Despite years of ‘gender mainstreaming’ being a buzzword in the development community, the author of this study argues that we are crucially lacking gender-disaggregated statistics on participation levels in forest management. The context to the study is the implementation of REDD+ in the Congo Basin. For the program to be successful, understanding women’s and men’s needs, roles, uses and knowledge are key, as failing to include women in decision-making could potentially result in gendered impacts that are harmful to women. The objective of the study is to “identify the gender dynamics in the consultation and decision-making processes in a certified and a non-certified forest concessions in the Republic of Congo”.
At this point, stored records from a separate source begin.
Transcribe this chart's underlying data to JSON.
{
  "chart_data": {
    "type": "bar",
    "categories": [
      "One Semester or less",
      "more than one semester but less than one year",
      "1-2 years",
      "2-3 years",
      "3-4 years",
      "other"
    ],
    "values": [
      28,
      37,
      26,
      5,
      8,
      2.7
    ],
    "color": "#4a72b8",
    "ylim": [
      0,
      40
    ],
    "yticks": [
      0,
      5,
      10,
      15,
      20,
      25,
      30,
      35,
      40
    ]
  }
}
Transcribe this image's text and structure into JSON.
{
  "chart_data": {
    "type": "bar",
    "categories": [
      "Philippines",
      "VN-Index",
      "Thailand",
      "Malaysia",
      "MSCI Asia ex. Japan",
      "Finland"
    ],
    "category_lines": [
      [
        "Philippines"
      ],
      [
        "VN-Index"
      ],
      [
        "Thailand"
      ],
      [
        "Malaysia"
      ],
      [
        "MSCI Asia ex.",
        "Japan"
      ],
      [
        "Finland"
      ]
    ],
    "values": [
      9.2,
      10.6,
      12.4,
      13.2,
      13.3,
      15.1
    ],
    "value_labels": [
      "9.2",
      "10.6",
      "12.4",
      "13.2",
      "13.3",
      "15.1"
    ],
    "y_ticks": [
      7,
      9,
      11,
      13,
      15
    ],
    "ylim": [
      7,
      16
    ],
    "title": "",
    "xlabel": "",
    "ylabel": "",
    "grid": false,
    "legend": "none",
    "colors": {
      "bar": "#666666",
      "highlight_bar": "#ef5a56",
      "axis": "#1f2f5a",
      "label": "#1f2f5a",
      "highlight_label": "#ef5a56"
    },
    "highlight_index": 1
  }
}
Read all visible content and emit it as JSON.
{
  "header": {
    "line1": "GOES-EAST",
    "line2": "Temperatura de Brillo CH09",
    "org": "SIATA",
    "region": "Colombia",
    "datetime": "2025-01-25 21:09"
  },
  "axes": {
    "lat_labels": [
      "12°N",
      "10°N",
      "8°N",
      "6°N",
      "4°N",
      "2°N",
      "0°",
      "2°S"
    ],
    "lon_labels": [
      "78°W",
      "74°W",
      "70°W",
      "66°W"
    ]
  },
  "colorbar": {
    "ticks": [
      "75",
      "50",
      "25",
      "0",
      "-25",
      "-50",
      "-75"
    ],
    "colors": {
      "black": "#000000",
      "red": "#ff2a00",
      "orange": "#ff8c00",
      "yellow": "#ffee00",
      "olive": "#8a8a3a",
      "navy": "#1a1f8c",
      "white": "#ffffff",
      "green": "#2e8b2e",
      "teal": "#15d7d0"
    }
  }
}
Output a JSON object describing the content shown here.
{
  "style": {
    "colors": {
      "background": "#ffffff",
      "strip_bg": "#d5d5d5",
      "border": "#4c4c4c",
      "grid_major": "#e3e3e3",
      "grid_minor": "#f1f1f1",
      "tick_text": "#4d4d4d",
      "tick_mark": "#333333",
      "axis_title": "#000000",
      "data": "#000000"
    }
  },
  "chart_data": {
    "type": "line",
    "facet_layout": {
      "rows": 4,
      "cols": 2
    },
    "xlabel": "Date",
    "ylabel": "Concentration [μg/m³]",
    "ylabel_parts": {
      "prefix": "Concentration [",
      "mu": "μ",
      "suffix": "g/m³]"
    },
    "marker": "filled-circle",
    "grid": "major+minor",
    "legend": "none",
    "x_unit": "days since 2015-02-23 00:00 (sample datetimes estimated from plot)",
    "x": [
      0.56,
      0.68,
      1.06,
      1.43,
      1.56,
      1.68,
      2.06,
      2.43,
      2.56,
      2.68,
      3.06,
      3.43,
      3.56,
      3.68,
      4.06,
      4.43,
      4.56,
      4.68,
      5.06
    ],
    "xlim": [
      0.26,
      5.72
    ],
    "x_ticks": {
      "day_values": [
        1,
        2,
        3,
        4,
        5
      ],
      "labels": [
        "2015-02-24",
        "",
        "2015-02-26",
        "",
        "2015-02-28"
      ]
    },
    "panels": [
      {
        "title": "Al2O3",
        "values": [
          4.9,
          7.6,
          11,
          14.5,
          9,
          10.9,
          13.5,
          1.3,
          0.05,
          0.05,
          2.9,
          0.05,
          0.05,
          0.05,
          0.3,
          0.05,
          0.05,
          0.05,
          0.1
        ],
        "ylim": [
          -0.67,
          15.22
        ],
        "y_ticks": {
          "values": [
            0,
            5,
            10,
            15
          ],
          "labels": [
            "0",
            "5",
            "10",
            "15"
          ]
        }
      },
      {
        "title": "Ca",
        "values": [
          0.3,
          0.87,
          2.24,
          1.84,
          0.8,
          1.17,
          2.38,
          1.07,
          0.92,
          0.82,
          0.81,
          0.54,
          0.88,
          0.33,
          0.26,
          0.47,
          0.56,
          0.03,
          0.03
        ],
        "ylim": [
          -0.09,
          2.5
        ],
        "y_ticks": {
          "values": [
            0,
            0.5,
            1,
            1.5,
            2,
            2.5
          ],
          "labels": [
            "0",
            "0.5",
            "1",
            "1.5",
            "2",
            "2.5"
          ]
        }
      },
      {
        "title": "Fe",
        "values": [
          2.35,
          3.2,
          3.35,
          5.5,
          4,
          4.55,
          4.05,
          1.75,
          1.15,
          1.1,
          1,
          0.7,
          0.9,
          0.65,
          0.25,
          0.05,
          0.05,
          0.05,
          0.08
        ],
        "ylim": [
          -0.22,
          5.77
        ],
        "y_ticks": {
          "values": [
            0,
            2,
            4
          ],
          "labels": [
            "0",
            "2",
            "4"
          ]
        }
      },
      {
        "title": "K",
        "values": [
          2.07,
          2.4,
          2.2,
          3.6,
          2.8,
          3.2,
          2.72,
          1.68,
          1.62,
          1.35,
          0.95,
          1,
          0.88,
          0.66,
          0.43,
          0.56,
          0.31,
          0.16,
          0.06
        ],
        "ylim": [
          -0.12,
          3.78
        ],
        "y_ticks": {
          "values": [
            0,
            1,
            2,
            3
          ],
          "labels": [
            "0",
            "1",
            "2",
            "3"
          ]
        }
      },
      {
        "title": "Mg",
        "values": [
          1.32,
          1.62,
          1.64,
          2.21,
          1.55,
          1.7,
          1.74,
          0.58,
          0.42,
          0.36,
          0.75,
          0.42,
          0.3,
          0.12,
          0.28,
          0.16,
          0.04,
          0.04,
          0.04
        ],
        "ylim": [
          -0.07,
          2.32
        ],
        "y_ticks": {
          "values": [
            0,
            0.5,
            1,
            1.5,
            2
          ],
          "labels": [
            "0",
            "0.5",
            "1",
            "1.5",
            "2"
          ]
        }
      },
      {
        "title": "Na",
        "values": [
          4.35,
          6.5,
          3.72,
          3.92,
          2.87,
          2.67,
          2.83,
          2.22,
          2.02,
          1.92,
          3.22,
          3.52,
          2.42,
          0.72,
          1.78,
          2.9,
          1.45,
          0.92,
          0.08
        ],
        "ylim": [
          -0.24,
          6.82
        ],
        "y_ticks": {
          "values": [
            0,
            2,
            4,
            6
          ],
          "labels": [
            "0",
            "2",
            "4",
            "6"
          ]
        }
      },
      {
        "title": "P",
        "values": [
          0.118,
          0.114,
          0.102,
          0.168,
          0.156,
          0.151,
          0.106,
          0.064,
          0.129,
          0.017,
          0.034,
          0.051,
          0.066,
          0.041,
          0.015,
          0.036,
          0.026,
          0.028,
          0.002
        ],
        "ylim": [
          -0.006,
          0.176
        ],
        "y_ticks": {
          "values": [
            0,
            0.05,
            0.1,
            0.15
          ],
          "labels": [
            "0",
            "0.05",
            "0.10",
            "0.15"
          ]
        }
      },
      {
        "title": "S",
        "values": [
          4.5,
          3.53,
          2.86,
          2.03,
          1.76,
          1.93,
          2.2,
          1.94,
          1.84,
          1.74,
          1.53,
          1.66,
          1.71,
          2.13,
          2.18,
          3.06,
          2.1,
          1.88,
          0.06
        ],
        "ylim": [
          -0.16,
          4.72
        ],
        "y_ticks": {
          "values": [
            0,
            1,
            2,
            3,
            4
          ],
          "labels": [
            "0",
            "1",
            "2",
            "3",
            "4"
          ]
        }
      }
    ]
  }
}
The author conducted 30 gender-disaggregated intra-household interviews, and discusses issues relating to sexual and reproductive health and rights
as well as participation with some 130 women. Data is differentiated and analyzed along ethnic lines, i.e. indigenous people and Bantu people. Preliminary results indicate that while the legal framework for natural resource management contains concepts of inclusion of both women and indigenous people in decision-making processes, unclear customary principles often tend to overrule national legislation, favoring men of the majority ethnic group (Bantu). Women, even when included formally, lack a voice in consultations. In addition, indigenous people were largely invisible in decision-making processes, largely due to lack of consultation. Other constraints to participation, especially among indigenous women, were shame, dominant or restrictive husbands and in some cases intimidation by the Bantu.
Based on these results, the author calls for mainstreaming gender into national and local policies and programs, such as REDD+ and working with local people to both build women’s capacity to meaningfully participate in decision-making and to change attitudes and customary principles currently barring women from doing just that.